The E. urophylla biomass distribution by organs shows a significant increase over time for stems and a significant decrease for leaves. The stem weight proportion increased from 36–38% at 2 years to 57–59% at 7 years, whereas the leaf weight proportion decreased from 29–31 to 4–5% in all stands. Stem weight proportions at 7 years in the present results are in close proximity with estimates obtained from Eucalyptus stands in Australia (Cromer 1996; Zewdie et al. 2009), but which are higher than E. urophylla stands in Leizhou Peninsula, China (Xue 2009) and lower than E. urophylla stands in Fujian Province and Guangxi Province, China (Lin et al. 2003; Ye et al. 2010). Leaf weight proportions are lower than the data of Cromer (1996) and Zewdie et al. (2009), but they are the same as estimates obtained from E. urophylla stands by Xue (2009) and higher than data coming from Lin et al. (2003) and Ye et al. (2010). Therefore, E. urophylla is characterized by growth having an high stem biomass proportion and a low leaf biomass proportion. Beadle and Mummery (1989) reported a similar decrease to that reported here in the ratio of leaf area to sapwood area in two provenances of E. nitens between ages 1 and 4 years. This decrease is matched with a change in carbon allocation from leaf mass to stem. Zeide (1985) and Zewdie et al. (2009) also concluded that the percent contribution of stem increased whereas that of leaves decreased with increasing stand age. The period of time leading up to canopy closure is characterized by changes in the relative partitioning of biomass between leaves and stem (Beadle and Inions 1990). After canopy closure, the proportion of the stem continues to increases, whereas the proportion of leaves decreases as trees grow older and taller. The reason is that older and taller trees entail greater expenditures for their construction and maintenance, and spend more energy to supply leaves with the same amount of water than do younger and shorter trees (Zeide 1995). Competing vegetation induces a shift in carbon allocation from the leaves to the stem, probably the result of a hormonal inhibition in lateral bud development (Xue and Hagihara 2008). Moreover, the rapidly changing light conditions experienced by individual crowns within the stand may cause this change (Medhurst et al. 1999).

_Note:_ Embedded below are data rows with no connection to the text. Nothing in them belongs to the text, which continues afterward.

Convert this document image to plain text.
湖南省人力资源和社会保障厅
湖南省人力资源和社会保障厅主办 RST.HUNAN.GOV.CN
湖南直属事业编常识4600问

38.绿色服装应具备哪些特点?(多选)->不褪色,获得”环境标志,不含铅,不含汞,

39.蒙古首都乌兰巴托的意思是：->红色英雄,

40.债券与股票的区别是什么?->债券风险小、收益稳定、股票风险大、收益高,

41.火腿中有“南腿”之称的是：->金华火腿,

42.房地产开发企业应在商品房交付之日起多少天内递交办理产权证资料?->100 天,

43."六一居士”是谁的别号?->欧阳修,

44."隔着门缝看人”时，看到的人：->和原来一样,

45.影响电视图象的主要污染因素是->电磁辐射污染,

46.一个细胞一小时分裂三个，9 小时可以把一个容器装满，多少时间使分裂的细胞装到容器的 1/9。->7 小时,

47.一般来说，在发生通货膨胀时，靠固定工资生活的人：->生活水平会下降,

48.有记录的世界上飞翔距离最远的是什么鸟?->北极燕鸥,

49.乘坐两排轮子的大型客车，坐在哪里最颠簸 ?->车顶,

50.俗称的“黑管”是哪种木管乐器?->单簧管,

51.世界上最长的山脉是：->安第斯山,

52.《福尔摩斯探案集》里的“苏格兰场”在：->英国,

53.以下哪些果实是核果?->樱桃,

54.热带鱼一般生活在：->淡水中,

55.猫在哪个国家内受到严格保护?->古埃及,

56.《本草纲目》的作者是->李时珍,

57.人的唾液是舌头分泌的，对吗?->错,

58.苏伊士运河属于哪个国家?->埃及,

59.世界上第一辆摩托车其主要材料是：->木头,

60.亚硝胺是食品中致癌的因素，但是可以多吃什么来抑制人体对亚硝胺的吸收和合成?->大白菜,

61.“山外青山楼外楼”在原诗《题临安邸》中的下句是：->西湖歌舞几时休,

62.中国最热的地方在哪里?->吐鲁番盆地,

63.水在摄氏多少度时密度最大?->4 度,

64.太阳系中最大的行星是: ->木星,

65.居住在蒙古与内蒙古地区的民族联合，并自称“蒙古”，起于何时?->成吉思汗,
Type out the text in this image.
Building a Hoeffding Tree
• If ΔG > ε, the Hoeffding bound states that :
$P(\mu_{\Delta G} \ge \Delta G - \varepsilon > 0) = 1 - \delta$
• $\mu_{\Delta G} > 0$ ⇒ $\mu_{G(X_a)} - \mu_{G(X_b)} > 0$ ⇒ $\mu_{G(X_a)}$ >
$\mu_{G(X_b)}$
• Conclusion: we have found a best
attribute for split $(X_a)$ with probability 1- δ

Stand density determines the timing and intensity of resource competition among trees (Harrington et al. 2009) and influences forest productivity and diameter (Zeide 2005). It allows a forester to estimate the patterns of stand development (Sprintsin et al. 2009). Results of this research indicate that biomass of individual trees is maximized when stands are grown at the low density that promote crown development and thereby accelerate individual tree growth. However, total biomass is maximized at the high density, which was 51 and 29% greater than those of low- and middle-density stands when the E. urophylla stands were 7 years old. Since the main objective for E. urophylla stands is the production of pulpwood, high density produces the greatest biomass, especially the greatest stem biomass, which is 52 and 32% greater than those of low- and middle-density stands 7 years after planting, so that it is the best choice in silvicultural practice. Stand density has an important effect on total stem volume of stands. High density leads to a relatively long period of intense competition among trees, and therefore release treatments from the competition should be carried out early in the stands. Light thinning is recommended, which can produce the most desirable stand-level volume growth.